The Breidablikk field is up to subsea development with 23 oil-producing wells from four subsea templates controlled from the Grane platform. Breidablikk will thus be tied to the Grane platform for oil processing before being brought ashore at the Sture terminal.
“I am pleased that we, together with our partners, have matured the Breidablikk field to development. Breidablikk shows how the industry’s combined competencies create high value and returns from a world-class infrastructure on the NCS”, Arne Sigve Nylund, Equinor’s executive vice president for Development and Production Norway, noted.

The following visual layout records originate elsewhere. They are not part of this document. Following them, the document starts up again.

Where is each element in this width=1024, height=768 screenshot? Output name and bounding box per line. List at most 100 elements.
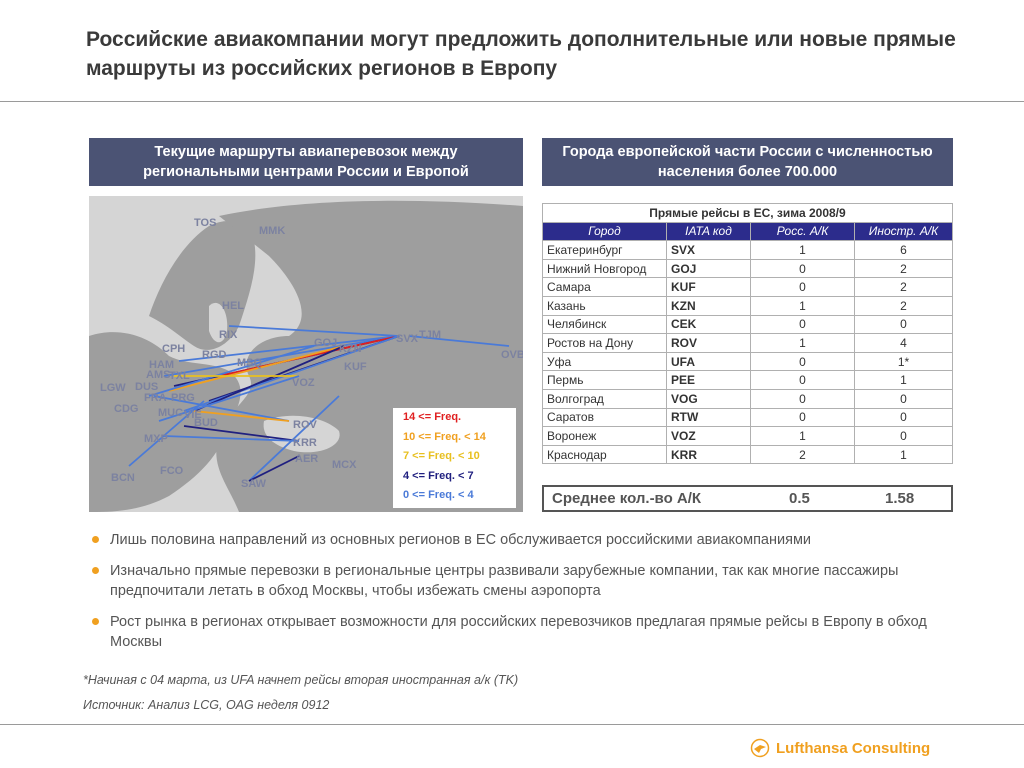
airport-label: AER: [295, 453, 318, 465]
iata-cell: PEE: [666, 370, 751, 390]
legend-entry: 7 <= Freq. < 10: [403, 450, 480, 462]
airport-label: BUD: [194, 417, 218, 429]
airport-label: KUF: [344, 361, 367, 373]
lufthansa-crane-icon: [750, 738, 770, 758]
route-line: [248, 395, 340, 482]
route-line: [228, 325, 400, 337]
airport-label: BCN: [111, 472, 135, 484]
bullet-item: Лишь половина направлений из основных ре…: [92, 530, 972, 550]
airport-label: KZN: [339, 343, 362, 355]
russian-carriers-cell: 0: [750, 351, 855, 372]
title-divider: [0, 101, 1024, 102]
route-line: [163, 435, 300, 442]
route-line: [178, 335, 400, 362]
bullet-dot-icon: [92, 567, 99, 574]
city-cell: Уфа: [542, 351, 667, 372]
city-cell: Краснодар: [542, 444, 667, 465]
russian-carriers-cell: 1: [750, 426, 855, 446]
airport-label: KRR: [293, 437, 317, 449]
russian-carriers-cell: 0: [750, 407, 855, 428]
table-row: Пермь PEE 0 1: [542, 370, 953, 390]
city-cell: Самара: [542, 277, 667, 297]
legend-entry: 4 <= Freq. < 7: [403, 469, 474, 482]
russian-carriers-cell: 1: [750, 240, 855, 260]
column-header: Город: [542, 221, 667, 242]
russian-carriers-cell: 0: [750, 258, 855, 279]
bullet-text: Изначально прямые перевозки в региональн…: [110, 563, 899, 599]
table-row: Екатеринбург SVX 1 6: [542, 240, 953, 260]
iata-cell: VOZ: [666, 426, 751, 446]
russian-carriers-cell: 0: [750, 388, 855, 409]
table-row: Волгоград VOG 0 0: [542, 388, 953, 409]
russian-carriers-cell: 0: [750, 277, 855, 297]
iata-cell: RTW: [666, 407, 751, 428]
page-title: Российские авиакомпании могут предложить…: [86, 28, 956, 80]
airport-label: HAM: [149, 359, 174, 371]
foreign-carriers-cell: 0: [854, 314, 953, 335]
airport-label: RIX: [219, 329, 238, 341]
column-header: Иностр. А/К: [854, 221, 953, 242]
airport-label: LGW: [100, 382, 126, 394]
table-row: Саратов RTW 0 0: [542, 407, 953, 428]
routes-map: TOS MMK HEL RIX CPH RGD MSQ HAM TXL AMS …: [89, 196, 523, 512]
route-line: [148, 345, 315, 397]
bullet-item: Изначально прямые перевозки в региональн…: [92, 561, 972, 601]
iata-cell: GOJ: [666, 258, 751, 279]
direct-flights-table: Прямые рейсы в ЕС, зима 2008/9 Город IAT…: [542, 203, 953, 465]
land-western-europe: [89, 332, 241, 512]
bullet-text: Лишь половина направлений из основных ре…: [110, 532, 812, 548]
iata-cell: UFA: [666, 351, 751, 372]
city-cell: Воронеж: [542, 426, 667, 446]
city-cell: Волгоград: [542, 388, 667, 409]
average-summary: Среднее кол.-во А/К 0.5 1.58: [542, 485, 953, 512]
airport-label: OVB: [501, 349, 523, 361]
airport-label: CPH: [162, 343, 185, 355]
iata-cell: SVX: [666, 240, 751, 260]
iata-cell: VOG: [666, 388, 751, 409]
foreign-carriers-cell: 0: [854, 426, 953, 446]
table-row: Уфа UFA 0 1*: [542, 351, 953, 372]
legend-entry: 0 <= Freq. < 4: [403, 489, 474, 501]
airport-labels: TOS MMK HEL RIX CPH RGD MSQ HAM TXL AMS …: [100, 217, 523, 490]
route-line: [248, 455, 300, 482]
route-line: [158, 375, 300, 422]
column-header: IATA код: [666, 221, 751, 242]
land-scandinavia: [149, 221, 256, 350]
iata-cell: KUF: [666, 277, 751, 297]
airport-label: SAW: [241, 478, 267, 490]
russian-carriers-cell: 0: [750, 314, 855, 335]
russian-carriers-cell: 1: [750, 295, 855, 316]
table-row: Челябинск CEK 0 0: [542, 314, 953, 335]
route-lines: [128, 325, 510, 482]
table-body: Екатеринбург SVX 1 6 Нижний Новгород GOJ 0 2 Сам…: [542, 240, 953, 465]
airport-label: MXP: [144, 433, 168, 445]
airport-label: CDG: [114, 403, 138, 415]
russian-carriers-cell: 2: [750, 444, 855, 465]
city-cell: Челябинск: [542, 314, 667, 335]
foreign-carriers-cell: 1: [854, 444, 953, 465]
airport-label: MMK: [259, 225, 285, 237]
table-row: Нижний Новгород GOJ 0 2: [542, 258, 953, 279]
airport-label: MCX: [332, 459, 357, 471]
foreign-carriers-cell: 1*: [854, 351, 953, 372]
russian-carriers-cell: 1: [750, 333, 855, 353]
route-line: [218, 335, 400, 377]
route-line: [183, 335, 400, 412]
airport-label: VIE: [184, 409, 202, 421]
airport-label: SVX: [396, 333, 419, 345]
foreign-carriers-cell: 6: [854, 240, 953, 260]
route-line: [193, 410, 290, 422]
foreign-carriers-cell: 2: [854, 277, 953, 297]
company-logo: Lufthansa Consulting: [750, 738, 930, 758]
table-row: Краснодар KRR 2 1: [542, 444, 953, 465]
frequency-legend: 14 <= Freq. 10 <= Freq. < 14 7 <= Freq. …: [393, 408, 516, 508]
legend-entry: 14 <= Freq.: [403, 411, 462, 423]
foreign-carriers-cell: 2: [854, 295, 953, 316]
table-row: Самара KUF 0 2: [542, 277, 953, 297]
footer-divider: [0, 724, 1024, 725]
routes-panel-header: Текущие маршруты авиаперевозок между рег…: [89, 138, 523, 186]
table-caption: Прямые рейсы в ЕС, зима 2008/9: [542, 203, 953, 223]
airport-label: FRA: [144, 392, 167, 404]
foreign-carriers-cell: 4: [854, 333, 953, 353]
foreign-carriers-cell: 2: [854, 258, 953, 279]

According to Nylund, Breidablikk will contribute significantly to maintaining profitable production in one of the core areas on the Norwegian shelf. Not all the contracts have been awarded yet, however, about 70% of the value creation in the development phase is expected to go to Norwegian companies.
The name Breidablikk comes from Norse mythology, where it was the home of Baldur, the beloved son of Odin and Freya. Breidablikk is being phased in during a period of dwindling oil production at Grane and will help maintain the platform’s activity level.

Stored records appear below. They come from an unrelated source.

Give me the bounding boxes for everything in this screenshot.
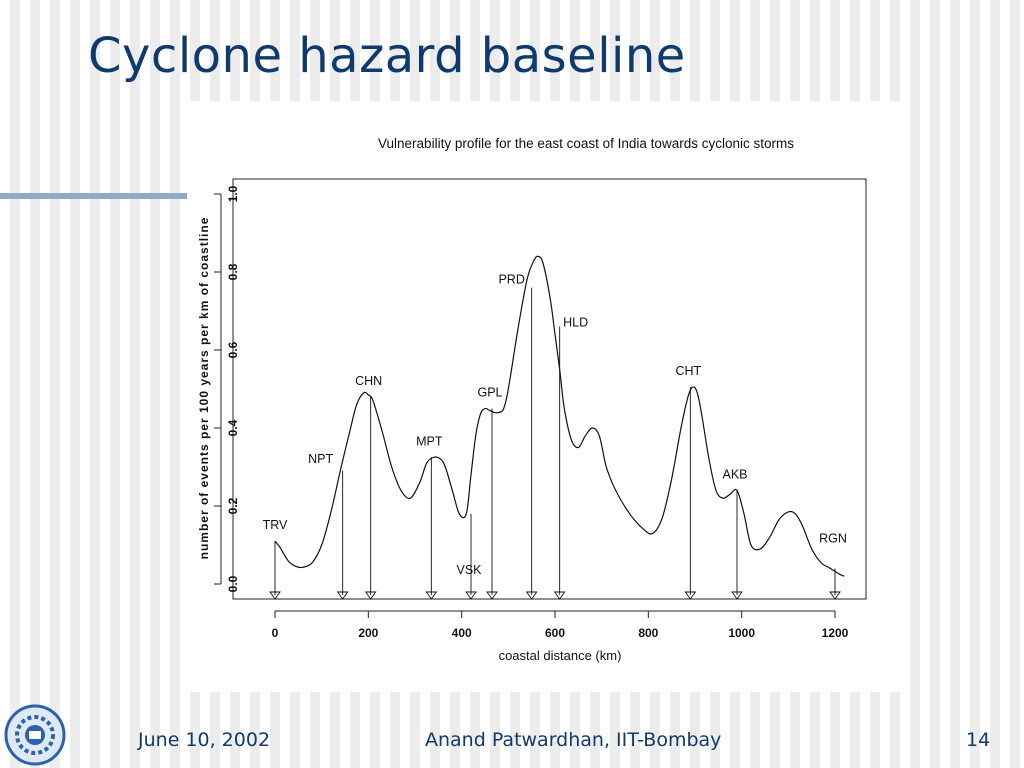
location-marker-trv [269,591,281,600]
y-tick-label: 1.0 [226,185,240,202]
plot-frame [232,178,867,600]
chart-title: Vulnerability profile for the east coast… [378,136,794,151]
footer-page-number: 14 [966,729,991,751]
ticks-group: 0 200 400 600 800 1000 1200 0.0 0.2 0.4 0.6 0.8 1.0 [214,185,849,640]
annotation-label-akb: AKB [722,467,747,481]
location-marker-akb [731,591,743,600]
chart-svg: Vulnerability profile for the east coast… [197,136,867,663]
location-marker-prd [525,591,538,600]
footer-date: June 10, 2002 [138,729,271,751]
title-rule [0,193,188,199]
x-tick-label: 0 [272,626,279,640]
annotation-label-rgn: RGN [819,531,847,545]
annotation-label-chn: CHN [355,374,382,388]
slide-title: Cyclone hazard baseline [88,28,686,84]
vulnerability-curve [274,255,845,577]
y-tick-label: 0.6 [226,341,240,358]
annotation-label-gpl: GPL [477,386,502,400]
x-tick-label: 600 [545,626,565,640]
location-marker-hld [553,591,566,600]
annotation-label-hld: HLD [563,316,588,330]
annotation-label-vsk: VSK [456,563,482,577]
y-tick-label: 0.4 [226,419,240,436]
x-tick-label: 1000 [728,626,755,640]
location-marker-npt [336,591,349,600]
location-marker-rgn [829,591,841,600]
chart-panel: Vulnerability profile for the east coast… [187,101,905,692]
annotation-label-npt: NPT [308,452,333,466]
location-marker-mpt [425,591,438,600]
droplines-group [269,287,841,600]
annotation-label-trv: TRV [263,518,288,532]
annotation-label-cht: CHT [675,364,701,378]
location-marker-gpl [486,591,498,600]
location-marker-chn [364,591,377,600]
x-tick-label: 400 [452,626,472,640]
y-tick-label: 0.2 [226,497,240,514]
y-tick-label: 0.0 [226,575,240,592]
x-tick-label: 200 [358,626,378,640]
annotation-labels-group: TRV NPT CHN MPT VSK GPL PRD HLD CHT AKB RGN [263,273,847,577]
x-axis-label: coastal distance (km) [499,648,622,663]
y-tick-label: 0.8 [226,263,240,280]
x-tick-label: 1200 [822,626,849,640]
location-marker-vsk [465,591,477,600]
x-tick-label: 800 [638,626,658,640]
annotation-label-mpt: MPT [416,434,443,448]
iit-bombay-logo-icon [4,704,66,766]
y-axis-label: number of events per 100 years per km of… [197,217,211,560]
annotation-label-prd: PRD [498,273,524,287]
location-marker-cht [684,591,697,600]
footer-author: Anand Patwardhan, IIT-Bombay [425,729,722,751]
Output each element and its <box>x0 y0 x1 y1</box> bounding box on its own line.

The oil will be transported through the Grane oil pipeline to the Sture terminal in the municipality of Øygarden for storage and shipping. The field will be operated from Equinor’s Sandsli facilities in Bergen.
The first oil from the field is scheduled for the first half of 2024.
Since the postwar era, oil production in the North Sea has been shared by five countries according to agreements from the late 1960s: Norway, the UK, the Netherlands, Denmark, and Germany. Of the five, Norway possesses the largest reserves, with its sector alone estimated to hold about half of the North Sea oil and gas reserves. However, more than half of the North Sea oil reserves have been extracted, according to official sources.
Headquartered in Stavanger, Norwegian state-owned Statoil used to be a primarily petroleum company with some 20,000 employees. In 2018, it changed its name to Equinor to reflect its new commitment to green energy, equality, and diversity and has since engaged in a plethora of alternative energy projects, including building the world’s largest offshore wind farm off South Korea.